The 2014/15 season, which offered so much for New Zealand dairy farmers, has turned into a break even one for not just Fonterra suppliers but the entire industry, according to Andrew Hoggard, of New Zealand dairy farmer organisation Federated Farmers.

His comments come in the wake of Fonterra Co-operative Group announcing a sharp revision downwards in the 2014/15 milk price forecast.

New Zealand farmers have welcomed the confirmation that the 2013/14 season has ended exactly as promised with a total payout of $8.50kg of milksolids (kg/MS).

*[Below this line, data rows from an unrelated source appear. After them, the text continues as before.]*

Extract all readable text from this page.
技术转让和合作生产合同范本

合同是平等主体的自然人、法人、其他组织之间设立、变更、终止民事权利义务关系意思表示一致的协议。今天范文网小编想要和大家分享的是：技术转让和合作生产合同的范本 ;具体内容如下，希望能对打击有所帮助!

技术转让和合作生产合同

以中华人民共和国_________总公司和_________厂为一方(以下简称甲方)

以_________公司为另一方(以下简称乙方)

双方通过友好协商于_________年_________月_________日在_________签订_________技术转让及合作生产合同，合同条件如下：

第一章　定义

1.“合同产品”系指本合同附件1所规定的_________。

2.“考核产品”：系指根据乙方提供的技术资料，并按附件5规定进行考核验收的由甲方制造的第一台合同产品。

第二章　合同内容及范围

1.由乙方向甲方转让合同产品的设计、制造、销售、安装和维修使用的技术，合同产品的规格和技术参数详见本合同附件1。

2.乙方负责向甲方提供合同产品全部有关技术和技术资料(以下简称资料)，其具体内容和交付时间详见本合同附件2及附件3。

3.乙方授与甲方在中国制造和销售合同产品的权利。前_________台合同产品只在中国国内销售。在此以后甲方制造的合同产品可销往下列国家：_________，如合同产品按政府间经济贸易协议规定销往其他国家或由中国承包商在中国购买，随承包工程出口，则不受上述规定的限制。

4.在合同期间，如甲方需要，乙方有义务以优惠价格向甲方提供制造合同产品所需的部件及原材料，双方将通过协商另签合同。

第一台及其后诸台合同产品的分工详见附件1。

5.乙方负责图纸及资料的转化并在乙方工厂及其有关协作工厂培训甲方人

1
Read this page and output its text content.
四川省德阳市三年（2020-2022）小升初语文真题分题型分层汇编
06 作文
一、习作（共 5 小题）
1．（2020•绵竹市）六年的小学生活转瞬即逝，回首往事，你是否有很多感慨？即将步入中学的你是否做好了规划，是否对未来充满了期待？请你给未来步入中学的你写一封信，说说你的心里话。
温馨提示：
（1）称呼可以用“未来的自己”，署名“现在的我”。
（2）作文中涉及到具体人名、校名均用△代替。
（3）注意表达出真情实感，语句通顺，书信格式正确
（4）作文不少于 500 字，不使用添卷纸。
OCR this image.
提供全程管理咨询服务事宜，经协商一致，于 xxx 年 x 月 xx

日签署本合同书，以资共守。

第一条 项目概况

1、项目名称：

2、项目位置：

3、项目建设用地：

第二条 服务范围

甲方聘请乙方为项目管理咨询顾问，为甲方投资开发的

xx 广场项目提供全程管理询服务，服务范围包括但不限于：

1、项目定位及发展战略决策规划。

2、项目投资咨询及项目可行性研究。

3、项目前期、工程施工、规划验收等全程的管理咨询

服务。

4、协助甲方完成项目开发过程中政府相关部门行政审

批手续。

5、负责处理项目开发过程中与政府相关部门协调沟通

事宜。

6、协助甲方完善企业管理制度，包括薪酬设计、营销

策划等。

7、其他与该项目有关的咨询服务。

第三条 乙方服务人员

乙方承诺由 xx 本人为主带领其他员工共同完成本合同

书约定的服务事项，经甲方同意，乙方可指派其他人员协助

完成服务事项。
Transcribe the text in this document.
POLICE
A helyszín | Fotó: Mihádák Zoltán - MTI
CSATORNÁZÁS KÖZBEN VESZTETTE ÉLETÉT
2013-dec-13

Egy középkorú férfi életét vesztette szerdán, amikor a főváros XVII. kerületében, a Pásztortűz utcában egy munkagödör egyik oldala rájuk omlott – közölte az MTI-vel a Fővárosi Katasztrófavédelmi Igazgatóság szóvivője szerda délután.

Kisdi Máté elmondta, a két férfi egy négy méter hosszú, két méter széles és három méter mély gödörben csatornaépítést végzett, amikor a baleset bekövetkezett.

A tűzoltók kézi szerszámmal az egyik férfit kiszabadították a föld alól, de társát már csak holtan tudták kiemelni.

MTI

Hoggard said: “There is a ‘good news and bad news’ dimension in this. The good news is that we take the 2013/14 confirmed payout and the lowest revised forecast for 2014/15, we are talking an average total of $7kg/MS across the two seasons.

“A $5.30 kg/MS milkprice is also a lot higher than some commentators had expected if the forecast sticks. If being a little word with a big meaning.

“Losing 70c/kg/MS on the milk price is really going to hurt. Farmers will be kicking capital works into touch and will be pruning herds to rid themselves of any passengers.

“Farm working expenses this season, before depreciation and interest payments, are expected to be around $4 kg/MS this season. Feed, fertiliser as well as repairs and maintenance are going to be cut back. We’ll only do what needs to be done.

“What we know from DairyNZ is that two-thirds of dairy farms have working expenses of between $3.25 and $4.75 kg/MS. Of course when you start paying back the bank manager, the average cash costs on-farm head up to $5.40/kg/MS.

Hoggard stated: “As you can tell from what the forecast currently is, the current surplus is a wafer thin 15-25c/kg/MS. Expressed as retail milk, that’s about 1.25 to 2c/Lthis season.

“It means that upwards of a quarter of our guys will be making a loss this season.